Saint Anything

I was, too. Another Family Day was coming up at Lincoln in February, and I’d decided to attend. My mom was thrilled—naturally—but less so when I told her that he and I had decided I’d go on my own. We’d come this small distance alone, with so much more to go, and I didn’t want to change anything for fear of losing ground. What I was sure of was that whatever relationship my brother and I would have once he was out would be different from our lives as kids. We’d both grown up, in vastly different ways. But I was looking forward, now, to getting to know him. I hoped he felt the same way.

Meanwhile, at home, we were learning, too, finding a new way to be together without Peyton always present in spirit, if not person. My mom and I were talking about colleges and making plans to visit campuses. Thinking about a different future now. Mine. And after not a little pressure from me, Mac had finally talked to his dad about his hopes for going to the U for engineering, or even elsewhere. Mr. Chatham had been dubious, which we’d all expected. But he didn’t say no. Now, in the afternoons at Seaside, Mac and I spent time researching schools in between homework assignments, finding out everything we could about the application process. Meanwhile, Layla—who had shown a new interest in the business after finding some books on corporate management at the library—was busy overhauling the Seaside register system and trying to convince her dad to make other changes. He was hesitant about this as well, but listening. After all, she was a connoisseur. And who knew? Maybe even with Mac away at college and beyond, Seaside would stay in the family after all.

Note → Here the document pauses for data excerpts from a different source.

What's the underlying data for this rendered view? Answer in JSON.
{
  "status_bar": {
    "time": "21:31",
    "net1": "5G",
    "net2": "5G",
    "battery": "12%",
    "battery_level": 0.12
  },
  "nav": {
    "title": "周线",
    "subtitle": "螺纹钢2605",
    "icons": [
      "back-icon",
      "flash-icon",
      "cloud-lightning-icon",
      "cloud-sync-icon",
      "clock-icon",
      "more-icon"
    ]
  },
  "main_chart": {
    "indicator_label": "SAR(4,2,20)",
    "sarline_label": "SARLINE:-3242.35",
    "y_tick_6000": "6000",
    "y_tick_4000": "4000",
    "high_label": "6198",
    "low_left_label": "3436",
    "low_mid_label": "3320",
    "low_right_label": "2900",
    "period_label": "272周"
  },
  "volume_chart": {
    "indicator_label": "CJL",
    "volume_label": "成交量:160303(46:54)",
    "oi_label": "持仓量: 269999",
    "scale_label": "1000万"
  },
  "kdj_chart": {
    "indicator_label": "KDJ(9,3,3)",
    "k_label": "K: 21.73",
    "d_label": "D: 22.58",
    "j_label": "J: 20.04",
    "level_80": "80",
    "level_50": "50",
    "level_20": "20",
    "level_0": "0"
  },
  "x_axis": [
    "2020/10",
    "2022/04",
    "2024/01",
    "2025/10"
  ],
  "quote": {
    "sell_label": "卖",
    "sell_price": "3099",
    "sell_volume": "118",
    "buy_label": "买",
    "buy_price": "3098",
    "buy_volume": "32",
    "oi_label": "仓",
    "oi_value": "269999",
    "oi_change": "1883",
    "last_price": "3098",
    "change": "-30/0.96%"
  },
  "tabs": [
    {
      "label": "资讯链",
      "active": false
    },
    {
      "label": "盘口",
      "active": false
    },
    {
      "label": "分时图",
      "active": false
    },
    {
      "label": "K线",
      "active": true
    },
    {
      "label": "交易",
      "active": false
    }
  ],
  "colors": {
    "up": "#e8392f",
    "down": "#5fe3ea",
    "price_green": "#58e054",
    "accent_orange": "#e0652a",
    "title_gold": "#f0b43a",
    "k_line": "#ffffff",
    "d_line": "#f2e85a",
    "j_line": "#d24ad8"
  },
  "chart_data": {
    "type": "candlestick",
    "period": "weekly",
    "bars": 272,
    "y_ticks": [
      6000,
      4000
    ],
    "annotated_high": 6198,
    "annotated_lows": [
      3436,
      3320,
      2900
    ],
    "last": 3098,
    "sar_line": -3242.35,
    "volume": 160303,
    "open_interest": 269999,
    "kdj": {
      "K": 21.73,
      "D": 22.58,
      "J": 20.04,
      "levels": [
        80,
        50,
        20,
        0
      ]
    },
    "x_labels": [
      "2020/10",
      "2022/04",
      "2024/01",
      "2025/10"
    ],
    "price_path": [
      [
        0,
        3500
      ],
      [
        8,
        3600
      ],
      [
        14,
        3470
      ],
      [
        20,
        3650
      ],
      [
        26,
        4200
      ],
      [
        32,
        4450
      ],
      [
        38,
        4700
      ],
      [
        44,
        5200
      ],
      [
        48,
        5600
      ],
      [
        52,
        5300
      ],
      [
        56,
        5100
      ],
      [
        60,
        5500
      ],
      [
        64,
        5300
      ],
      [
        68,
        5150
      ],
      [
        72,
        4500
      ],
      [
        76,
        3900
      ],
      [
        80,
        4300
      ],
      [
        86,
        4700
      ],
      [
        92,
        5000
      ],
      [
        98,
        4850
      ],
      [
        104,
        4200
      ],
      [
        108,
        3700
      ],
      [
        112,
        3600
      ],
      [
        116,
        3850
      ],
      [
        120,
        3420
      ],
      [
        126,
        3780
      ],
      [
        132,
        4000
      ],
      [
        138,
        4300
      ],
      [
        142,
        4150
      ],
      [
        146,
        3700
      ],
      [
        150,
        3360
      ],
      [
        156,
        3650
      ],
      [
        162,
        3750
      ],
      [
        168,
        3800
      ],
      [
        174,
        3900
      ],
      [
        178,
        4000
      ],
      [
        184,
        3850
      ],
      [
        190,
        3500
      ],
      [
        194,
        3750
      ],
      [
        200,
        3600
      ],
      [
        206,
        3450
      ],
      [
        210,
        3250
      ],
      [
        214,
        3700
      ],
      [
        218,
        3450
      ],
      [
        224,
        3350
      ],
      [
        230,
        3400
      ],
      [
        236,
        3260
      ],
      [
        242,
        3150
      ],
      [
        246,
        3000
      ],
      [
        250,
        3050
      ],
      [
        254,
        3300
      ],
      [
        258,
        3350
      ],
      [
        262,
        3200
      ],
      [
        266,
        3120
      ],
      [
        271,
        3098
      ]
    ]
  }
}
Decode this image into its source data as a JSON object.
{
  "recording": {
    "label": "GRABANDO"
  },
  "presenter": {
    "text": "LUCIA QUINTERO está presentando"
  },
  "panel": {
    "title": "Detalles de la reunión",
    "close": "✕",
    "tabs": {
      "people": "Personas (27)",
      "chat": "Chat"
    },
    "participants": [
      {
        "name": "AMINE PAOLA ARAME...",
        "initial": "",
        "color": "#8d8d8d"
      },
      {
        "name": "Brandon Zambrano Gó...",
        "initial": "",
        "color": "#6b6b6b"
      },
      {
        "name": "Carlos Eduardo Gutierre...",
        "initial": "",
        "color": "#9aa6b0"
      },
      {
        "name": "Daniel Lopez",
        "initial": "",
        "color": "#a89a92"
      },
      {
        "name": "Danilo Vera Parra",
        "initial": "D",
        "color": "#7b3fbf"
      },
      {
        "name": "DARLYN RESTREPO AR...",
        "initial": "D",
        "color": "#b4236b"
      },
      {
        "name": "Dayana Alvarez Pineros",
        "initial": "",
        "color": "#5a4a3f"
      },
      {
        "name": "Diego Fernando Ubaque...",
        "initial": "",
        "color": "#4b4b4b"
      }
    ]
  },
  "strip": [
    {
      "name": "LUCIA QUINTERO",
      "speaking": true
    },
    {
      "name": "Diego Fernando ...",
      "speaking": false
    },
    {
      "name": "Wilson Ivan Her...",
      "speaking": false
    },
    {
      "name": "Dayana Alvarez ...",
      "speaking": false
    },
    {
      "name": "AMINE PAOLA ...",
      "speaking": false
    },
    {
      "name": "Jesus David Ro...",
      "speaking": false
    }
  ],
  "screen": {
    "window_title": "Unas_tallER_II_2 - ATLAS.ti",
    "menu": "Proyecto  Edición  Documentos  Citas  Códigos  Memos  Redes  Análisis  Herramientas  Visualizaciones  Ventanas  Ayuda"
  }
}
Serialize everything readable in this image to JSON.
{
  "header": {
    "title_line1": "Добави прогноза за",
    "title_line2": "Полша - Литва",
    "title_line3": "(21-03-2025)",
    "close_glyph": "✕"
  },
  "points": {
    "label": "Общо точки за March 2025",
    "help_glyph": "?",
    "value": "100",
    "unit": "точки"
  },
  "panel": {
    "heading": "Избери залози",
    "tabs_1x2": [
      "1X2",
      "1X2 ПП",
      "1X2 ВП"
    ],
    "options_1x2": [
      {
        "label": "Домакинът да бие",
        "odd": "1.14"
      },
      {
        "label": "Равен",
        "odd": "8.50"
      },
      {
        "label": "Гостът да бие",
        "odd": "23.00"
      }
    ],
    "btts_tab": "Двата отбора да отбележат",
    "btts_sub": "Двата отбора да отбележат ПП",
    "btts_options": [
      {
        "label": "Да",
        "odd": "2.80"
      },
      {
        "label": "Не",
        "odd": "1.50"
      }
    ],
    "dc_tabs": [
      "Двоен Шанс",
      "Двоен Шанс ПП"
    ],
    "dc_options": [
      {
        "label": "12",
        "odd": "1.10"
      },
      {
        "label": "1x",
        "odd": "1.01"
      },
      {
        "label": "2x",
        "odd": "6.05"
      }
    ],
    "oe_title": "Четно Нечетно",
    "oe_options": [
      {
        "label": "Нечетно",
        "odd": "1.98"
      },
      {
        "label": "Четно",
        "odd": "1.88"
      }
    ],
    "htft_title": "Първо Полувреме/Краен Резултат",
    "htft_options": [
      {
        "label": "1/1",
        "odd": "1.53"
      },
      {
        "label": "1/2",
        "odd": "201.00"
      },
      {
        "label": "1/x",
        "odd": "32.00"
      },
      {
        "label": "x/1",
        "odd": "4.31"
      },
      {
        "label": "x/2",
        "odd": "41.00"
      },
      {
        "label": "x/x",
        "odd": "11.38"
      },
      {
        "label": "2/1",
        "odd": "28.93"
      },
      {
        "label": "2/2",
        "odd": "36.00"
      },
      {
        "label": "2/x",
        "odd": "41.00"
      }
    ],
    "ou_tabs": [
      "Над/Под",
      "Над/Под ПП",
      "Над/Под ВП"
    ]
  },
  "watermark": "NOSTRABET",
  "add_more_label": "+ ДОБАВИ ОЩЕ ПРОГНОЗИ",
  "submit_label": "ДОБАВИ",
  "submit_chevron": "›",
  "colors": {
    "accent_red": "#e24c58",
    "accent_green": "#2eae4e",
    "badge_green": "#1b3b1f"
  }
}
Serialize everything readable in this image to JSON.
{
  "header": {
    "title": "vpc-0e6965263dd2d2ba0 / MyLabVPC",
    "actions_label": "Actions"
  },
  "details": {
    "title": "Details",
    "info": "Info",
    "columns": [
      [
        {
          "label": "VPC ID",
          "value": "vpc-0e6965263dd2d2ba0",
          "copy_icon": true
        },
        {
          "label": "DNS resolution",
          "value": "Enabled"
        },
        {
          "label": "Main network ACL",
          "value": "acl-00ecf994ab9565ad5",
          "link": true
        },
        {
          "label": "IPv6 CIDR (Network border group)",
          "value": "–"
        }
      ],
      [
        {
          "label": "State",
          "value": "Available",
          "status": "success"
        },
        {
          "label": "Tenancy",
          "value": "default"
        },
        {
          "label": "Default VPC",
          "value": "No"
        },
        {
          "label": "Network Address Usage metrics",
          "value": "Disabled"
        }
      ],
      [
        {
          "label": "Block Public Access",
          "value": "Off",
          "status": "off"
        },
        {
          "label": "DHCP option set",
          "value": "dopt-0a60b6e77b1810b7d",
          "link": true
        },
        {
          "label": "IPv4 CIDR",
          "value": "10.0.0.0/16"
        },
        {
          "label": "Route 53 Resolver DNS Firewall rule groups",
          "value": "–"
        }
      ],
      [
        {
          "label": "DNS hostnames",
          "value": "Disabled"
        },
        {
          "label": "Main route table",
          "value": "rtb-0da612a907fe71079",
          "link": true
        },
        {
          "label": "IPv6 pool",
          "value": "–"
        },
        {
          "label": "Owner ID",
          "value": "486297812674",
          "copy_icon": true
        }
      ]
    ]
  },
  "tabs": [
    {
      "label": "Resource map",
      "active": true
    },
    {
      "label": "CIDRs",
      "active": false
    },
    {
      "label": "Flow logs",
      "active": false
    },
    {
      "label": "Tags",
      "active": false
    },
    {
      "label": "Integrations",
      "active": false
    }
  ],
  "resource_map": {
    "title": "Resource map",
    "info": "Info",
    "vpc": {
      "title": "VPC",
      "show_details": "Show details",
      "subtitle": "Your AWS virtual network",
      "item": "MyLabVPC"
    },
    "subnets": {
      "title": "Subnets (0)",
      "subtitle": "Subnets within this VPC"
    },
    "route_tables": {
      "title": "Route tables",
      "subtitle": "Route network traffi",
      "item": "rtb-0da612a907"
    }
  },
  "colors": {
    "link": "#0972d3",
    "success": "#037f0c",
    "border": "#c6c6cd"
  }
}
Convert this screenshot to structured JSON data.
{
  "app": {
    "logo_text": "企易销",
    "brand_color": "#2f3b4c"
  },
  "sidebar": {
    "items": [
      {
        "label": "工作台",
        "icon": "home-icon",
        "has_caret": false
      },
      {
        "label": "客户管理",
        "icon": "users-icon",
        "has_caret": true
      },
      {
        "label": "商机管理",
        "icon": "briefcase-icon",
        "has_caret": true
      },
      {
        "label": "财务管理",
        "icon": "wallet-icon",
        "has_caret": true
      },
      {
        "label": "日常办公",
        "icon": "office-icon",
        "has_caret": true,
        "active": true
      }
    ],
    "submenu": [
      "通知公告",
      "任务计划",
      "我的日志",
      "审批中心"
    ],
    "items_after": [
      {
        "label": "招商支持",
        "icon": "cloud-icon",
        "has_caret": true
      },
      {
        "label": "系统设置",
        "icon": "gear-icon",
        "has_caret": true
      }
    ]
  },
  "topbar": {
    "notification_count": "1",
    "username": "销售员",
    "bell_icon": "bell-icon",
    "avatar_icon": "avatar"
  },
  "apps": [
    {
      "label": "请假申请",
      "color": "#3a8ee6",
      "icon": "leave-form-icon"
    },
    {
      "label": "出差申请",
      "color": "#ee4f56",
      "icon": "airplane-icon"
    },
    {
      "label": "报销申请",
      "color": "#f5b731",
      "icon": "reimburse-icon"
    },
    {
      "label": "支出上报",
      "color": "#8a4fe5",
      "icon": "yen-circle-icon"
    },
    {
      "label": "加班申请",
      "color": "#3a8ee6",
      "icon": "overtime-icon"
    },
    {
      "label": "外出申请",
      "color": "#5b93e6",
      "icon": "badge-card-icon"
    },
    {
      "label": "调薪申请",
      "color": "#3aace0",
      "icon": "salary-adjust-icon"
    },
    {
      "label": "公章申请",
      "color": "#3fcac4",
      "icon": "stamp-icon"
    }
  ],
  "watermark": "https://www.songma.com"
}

That was just it. You never knew what lay ahead; the future was one thing that could never be broken, because it had not yet had the chance to be anything. One minute you’re walking through a dark woods, alone, and then the landscape shifts, and you see it. Something wondrous and unexpected, almost magical, that you never would have found had you not kept going. Like a new friend who feels like an old one, or a memory you’ll never forget. Maybe even a carousel.

As for me, I had some old business to tie up. It was Mrs. Chatham, actually, who put the idea in my head, during one of my shifts keeping her company in the cardiac rehab wing. They’d had her walking the hallways, getting her strength back, and she’d returned to her room exhausted, getting into bed and immediately closing her eyes. I’d thought she was sleeping and was starting on some calculus homework when she spoke.

“You should talk to him, you know.”

We’d been discussing Peyton during our walk together, how he and I were slowly working through things, even though it was sometimes hard. This happened often in her recovery, a sort of elasticity of time and conversation that led her to circle back to something I’d already forgotten. The doctors said it was partly meds, partly exhaustion.

“I’m trying,” I said. “But a lot of the time, even now, I don’t know what to say.”

“Yes, you do.” She yawned, turning her face into the pillow. “Start with ‘I’m sorry.’”

“Sorry?” I repeated.

She sighed, clearly drifting off. “Then just go from there.”

I sat there, confused, as a man passed outside the open door, carrying flowers and a big bouquet of balloons. I watched them bob past, bright and shiny, wondering what I was supposed to apologize to Peyton for. It was not until the next day that I realized maybe she hadn’t been talking about him at all.

Now, in the truck, my phone buzzed in my pocket. I pulled it out, glancing at the screen.

At studio with Eric. He is literally strutting, showing me around. Oh my god.

I smiled. You love it.

I swear I do not.

Another beep. My mom, this time.

Bring a pizza home for dinner? And your father is requesting garlic knots.

Done, I replied. There by six.

OK.

“Everything good?” Mac asked.

“Yeah,” I told him. “Everything’s fine.”

I was getting more nervous, though, the closer we got. While these were streets I knew well, having driven them myself more than once, it had been a while since I’d seen this turn, that intersection. By the time he pulled up in front of a small brick ranch with black trim, I could feel my heart beating in my chest.

Mac cut the engine, then turned to look at me. Wary as always, waiting for my okay. I reached for the door handle, opened it, and slid out. As I walked around to the curb, he reached behind him for the warmer. When I got to his window, he had it waiting.

“I can go with you,” he said. “If it would make it easier.”

“It would,” I told him. “But I think I need it to be difficult.”

Instead of replying, he reached out, cupping my face in his hands, and kissed me. Like always, I wanted it to last forever. I knew we had plenty of time now, though, so I made myself pull away.